読んだ。驚いた。彼は最初に「ヌーヴェル・ヴァーグを」と宣言して以来、ずっと一人で戦いつづけていたのだ。新しい人が出てきた、と思った。原稿を1枚1枚繰りながら、今すぐ川勝くんのもとに走って行って100万回のキスを贈りたい気持ちだった。電話でそう伝えたらキモがられた。
ヌーヴェル・ヴァーグはフランス語で「新しい波」という意味だそうだ。ゴダール『映画史』の帯だったか、エスクァイア・マガジンの白い分厚い本だったか完全に忘れたが、とにかくゴダールの関連本で、日本の映画監督だったか作家だったか誰だったかこれも完全に忘れてひどいが、ヌーヴェル・ヴァーグのことを語っていた。パクれ、切りまくって貼り合わろ、オリジナリティなどなくても優れた作品ができることをヌーヴェル・ヴァーグが証明してくれた。このことに若い作家たちがどれだけ勇気付けられたことだろう、と。手元に資料がないので正確なところはまるで自信がないが、こんなようなことが確かに書いてあった。
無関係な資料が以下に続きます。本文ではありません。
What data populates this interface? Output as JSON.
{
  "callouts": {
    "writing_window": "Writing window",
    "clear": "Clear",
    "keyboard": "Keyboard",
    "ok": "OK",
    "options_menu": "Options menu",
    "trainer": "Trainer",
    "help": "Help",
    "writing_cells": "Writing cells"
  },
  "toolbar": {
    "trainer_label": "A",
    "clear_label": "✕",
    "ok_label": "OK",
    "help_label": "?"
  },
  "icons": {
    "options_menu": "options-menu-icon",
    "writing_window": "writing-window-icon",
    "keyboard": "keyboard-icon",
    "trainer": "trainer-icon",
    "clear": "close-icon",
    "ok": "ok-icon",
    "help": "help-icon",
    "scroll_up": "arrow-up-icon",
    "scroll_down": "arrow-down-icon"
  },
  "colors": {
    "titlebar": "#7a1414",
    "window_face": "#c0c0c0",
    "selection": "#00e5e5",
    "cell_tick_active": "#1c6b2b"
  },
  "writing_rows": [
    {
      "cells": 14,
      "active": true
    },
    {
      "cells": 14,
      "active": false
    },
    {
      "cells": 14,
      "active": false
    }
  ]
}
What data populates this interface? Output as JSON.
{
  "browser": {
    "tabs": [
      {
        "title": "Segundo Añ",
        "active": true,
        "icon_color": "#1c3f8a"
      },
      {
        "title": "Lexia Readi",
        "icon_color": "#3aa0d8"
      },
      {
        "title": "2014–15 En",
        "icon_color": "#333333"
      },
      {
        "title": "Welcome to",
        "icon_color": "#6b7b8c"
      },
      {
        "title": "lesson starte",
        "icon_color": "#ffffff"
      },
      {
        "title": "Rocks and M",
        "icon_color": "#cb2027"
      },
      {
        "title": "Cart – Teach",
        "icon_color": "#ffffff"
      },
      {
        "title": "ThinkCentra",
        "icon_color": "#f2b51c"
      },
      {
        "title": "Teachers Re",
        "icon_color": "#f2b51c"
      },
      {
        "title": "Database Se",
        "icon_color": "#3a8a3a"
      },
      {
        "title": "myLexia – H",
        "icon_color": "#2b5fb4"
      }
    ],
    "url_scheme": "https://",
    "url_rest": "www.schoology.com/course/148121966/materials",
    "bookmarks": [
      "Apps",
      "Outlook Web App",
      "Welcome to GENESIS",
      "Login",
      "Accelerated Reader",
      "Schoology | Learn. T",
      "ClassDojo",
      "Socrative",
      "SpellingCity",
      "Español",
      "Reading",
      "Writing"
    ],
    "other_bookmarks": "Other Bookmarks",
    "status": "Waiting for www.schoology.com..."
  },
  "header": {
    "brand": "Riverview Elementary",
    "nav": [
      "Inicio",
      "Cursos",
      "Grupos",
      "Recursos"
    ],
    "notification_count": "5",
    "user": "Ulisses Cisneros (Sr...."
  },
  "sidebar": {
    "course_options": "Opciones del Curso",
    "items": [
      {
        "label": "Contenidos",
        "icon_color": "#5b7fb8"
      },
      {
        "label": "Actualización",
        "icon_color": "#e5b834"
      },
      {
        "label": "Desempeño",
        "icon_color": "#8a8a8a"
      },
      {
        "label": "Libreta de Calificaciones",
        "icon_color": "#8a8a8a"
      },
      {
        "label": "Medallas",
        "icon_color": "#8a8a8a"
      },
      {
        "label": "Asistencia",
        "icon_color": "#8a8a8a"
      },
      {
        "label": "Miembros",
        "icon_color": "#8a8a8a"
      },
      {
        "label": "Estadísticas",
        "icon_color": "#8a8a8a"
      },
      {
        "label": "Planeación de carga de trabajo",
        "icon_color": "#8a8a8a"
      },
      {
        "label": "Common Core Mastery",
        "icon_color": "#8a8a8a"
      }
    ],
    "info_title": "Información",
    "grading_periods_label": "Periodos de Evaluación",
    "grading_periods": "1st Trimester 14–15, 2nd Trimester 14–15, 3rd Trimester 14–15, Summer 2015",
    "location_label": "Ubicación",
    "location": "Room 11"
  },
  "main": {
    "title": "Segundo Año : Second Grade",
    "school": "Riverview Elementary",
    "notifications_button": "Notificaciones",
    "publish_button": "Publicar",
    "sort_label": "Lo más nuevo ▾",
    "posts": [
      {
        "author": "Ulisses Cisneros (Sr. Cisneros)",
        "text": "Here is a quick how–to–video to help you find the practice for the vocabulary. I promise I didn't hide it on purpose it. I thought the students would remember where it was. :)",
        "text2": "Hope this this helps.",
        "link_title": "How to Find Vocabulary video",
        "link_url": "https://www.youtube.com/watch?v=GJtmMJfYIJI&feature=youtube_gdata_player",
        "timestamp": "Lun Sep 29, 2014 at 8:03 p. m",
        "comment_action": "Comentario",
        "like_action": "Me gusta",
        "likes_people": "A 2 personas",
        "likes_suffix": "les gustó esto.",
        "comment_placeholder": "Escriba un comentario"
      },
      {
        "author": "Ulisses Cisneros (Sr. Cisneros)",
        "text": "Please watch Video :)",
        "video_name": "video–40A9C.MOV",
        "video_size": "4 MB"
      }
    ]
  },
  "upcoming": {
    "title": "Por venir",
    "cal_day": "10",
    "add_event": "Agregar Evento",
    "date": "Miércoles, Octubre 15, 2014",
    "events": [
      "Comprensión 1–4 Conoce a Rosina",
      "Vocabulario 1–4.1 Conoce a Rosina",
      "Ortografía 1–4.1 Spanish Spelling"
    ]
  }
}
「電話・睡眠・音楽」という作品自体がそうであったように、公開後のメディアでの取り上げられ方もセンセーショナルなものだったから、私も川勝氏のことをいつの間にか「ユースカルチャーの旗手」という目で見るようになっていた。しかし、単行本の編集過程でその印象が大きく変わっていった。1冊分、繰り返し通読するうちに、この人は誰からも頼まれていないのになぜこんなに自分で勝手に苦労を背負い込んでいるのだろう。と思うようになった。泥くさいとすら思った。貸本劇画やガロが泥くさいのでは決してなく、氏がこれまでに積み重ねてきたもののその「量」が、である。描いた量、知識の量、考えた量。量は時間だ。今回の作品集では自身が長い時間と膨大な手間暇をかけて習得してきた技法、そして先達の作品に対する解釈の様式を、全くもったいぶることなく披露している。もし私が漫画家なら自分が苦労して掴んだ奥義は隠しておくに違いないが、彼は、誰もが閲覧可能な形で、惜しげもなく差し出している。
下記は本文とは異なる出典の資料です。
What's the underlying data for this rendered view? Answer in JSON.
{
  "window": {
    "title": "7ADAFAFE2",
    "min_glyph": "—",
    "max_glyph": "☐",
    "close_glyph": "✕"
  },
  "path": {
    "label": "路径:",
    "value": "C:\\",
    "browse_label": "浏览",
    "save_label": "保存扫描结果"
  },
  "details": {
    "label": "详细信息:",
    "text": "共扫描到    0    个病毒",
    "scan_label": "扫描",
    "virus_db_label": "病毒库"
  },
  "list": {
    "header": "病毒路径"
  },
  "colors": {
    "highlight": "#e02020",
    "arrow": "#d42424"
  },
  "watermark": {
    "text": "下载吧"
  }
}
この姿勢に私は氏の「献身」を感じる。誰に対する献身か。「天才ではない全ての漫画家たち」である。才能より熱狂を、霊感より圧倒的な知性を。勉強しろ、私の作品をパクれ、切りまくって、貼り合わせろ……そんな声が聞こえてくるようだ。川勝徳重は、今この時代に生きる一人の若者として、誰もが聞き取れる形で、最初にその声を上げた人なのではないか。先にも書いたが「ヌーヴェル・ヴァーグ」とは「新しい波」のことである。波が起きるには最初に風が必要で、川勝氏本人と小西康陽氏が言うその言葉の射程は、波そのものだけでなく、「波を起こした最初のもの」、そして波が長距離を渡り時間をかけて大きくなった先の「うねり」まで捉えている。
今2018年9月27日(木)23時50分、ここまで書いたところで川勝氏から電話が。
200ページ「赤塚藤雄の頃」タイトル
誤:文集文庫
正:文春文庫
泣きそうです。正誤表出します。